To combat the Xbox generation, every so often, I take the neighbour's kid shooting with me & at 14, he's a much better kid than I ever was - it's interesting to see how the testosterone and hormones changes a kid at this age. You'll see, he's a pretty funny guy & I enjoy his company.

Yesterday, we went shooting a whole bunch of aerosol cans that I've been saving up.

I work with a bunch of guys who's job it is to investigate faulty aerosols that have been returned. Once they are done with them, they save em for me 






Thanks for watching


----------



## Can-Opener (May 11, 2013)

Bravo!  The aerosols never stood a chance  Good job taking the young man shooting he is funny


----------



## Charles (Aug 26, 2010)

Give that lad some square steel ammo ... that will do the job. Alternatively, try some rebar cutoffs. Good on ya for taking the boy out with you.

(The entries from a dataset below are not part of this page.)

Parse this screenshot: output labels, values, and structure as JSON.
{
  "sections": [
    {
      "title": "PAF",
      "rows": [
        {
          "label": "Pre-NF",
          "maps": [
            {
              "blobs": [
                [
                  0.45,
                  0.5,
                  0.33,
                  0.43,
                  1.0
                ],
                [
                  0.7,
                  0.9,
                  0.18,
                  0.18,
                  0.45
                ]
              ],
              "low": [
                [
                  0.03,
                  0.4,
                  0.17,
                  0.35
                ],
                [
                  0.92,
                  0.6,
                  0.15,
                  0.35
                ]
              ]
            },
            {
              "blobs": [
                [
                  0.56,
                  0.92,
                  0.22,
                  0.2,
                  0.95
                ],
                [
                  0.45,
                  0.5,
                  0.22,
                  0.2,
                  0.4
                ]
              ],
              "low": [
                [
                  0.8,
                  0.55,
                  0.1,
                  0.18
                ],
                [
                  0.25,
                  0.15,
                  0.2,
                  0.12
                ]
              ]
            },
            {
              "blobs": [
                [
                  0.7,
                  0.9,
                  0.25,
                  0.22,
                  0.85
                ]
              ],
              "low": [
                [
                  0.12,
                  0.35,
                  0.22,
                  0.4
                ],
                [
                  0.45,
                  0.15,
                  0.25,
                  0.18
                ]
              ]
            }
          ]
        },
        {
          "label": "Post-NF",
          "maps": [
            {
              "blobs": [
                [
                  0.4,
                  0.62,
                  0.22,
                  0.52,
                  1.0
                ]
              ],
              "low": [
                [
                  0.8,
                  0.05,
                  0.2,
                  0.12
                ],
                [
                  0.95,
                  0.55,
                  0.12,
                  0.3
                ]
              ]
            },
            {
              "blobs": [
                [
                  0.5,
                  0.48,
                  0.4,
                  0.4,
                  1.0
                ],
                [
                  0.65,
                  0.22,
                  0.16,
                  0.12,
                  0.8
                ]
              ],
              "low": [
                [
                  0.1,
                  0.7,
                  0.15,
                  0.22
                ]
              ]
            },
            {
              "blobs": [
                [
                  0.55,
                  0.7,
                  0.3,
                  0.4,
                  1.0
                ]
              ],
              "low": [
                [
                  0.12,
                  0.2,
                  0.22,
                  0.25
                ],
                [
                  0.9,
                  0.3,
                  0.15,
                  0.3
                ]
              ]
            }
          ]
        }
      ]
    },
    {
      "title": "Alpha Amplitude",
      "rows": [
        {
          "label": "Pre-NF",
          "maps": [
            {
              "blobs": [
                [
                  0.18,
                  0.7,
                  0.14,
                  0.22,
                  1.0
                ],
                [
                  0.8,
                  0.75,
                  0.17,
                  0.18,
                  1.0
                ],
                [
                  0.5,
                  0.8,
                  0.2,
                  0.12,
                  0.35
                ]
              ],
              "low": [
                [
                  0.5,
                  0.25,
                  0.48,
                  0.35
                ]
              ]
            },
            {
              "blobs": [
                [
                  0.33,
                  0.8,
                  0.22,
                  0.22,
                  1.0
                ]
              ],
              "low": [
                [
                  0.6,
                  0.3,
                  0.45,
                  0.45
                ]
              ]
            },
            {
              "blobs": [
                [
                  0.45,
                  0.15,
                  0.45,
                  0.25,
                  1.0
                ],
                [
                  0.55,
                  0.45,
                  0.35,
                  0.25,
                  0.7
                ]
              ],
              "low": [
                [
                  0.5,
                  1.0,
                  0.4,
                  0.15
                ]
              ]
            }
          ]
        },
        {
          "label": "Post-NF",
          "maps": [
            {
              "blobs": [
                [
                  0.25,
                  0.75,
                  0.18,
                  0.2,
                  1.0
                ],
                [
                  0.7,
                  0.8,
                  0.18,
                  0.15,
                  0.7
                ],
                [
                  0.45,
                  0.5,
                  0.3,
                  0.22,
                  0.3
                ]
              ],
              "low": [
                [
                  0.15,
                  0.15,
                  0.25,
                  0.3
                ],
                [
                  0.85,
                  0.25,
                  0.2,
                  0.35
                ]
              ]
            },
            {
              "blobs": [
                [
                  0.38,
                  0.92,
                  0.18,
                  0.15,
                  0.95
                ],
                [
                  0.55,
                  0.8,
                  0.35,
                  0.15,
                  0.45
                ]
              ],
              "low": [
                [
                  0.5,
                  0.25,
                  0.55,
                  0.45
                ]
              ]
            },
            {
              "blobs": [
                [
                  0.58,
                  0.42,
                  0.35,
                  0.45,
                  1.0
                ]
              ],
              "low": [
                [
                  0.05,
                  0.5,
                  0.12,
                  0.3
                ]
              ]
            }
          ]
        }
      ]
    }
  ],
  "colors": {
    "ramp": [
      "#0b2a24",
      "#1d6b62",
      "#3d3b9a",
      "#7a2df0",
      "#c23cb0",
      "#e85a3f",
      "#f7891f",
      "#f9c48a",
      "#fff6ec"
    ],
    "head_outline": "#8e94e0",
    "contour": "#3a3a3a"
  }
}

By the way, where did you get all those aerosols?

Cheers ..... Charles


----------



## roirizla (Dec 3, 2010)

Charles said:


> Give that lad some square steel ammo ... that will do the job. Alternatively, try some rebar cutoffs. Good on ya for taking the boy out with you.
> 
> By the way, where did you get all those aerosols?
> 
> Cheers ..... Charles


I do work for a company that manufactures these products so whenever they do not work like they are supposed to, for whatever reason, they are called in, investigated and exposed of.

The guys who deal with these things save the cans up for me & I'm only too happy to help them dispose of it.

Cheers for the ammo tip. Do you think 8mm hexnuts would also work?


----------



## Tentacle Toast (Jan 17, 2013)

It takes a village, man...good on you


----------



## Tag (Jun 11, 2014)

Excellent video!!!! You two make a great team.


----------



## Charles (Aug 26, 2010)

roirizla said:


> Charles said:
> 
> 
> > Give that lad some square steel ammo ... that will do the job. Alternatively, try some rebar cutoffs. Good on ya for taking the boy out with you.
> ...


The hex nuts would be a good thing to try if you can get them cheaply. The point is ... to have a point! ... or at least an edge.

Cheers .... Charles


----------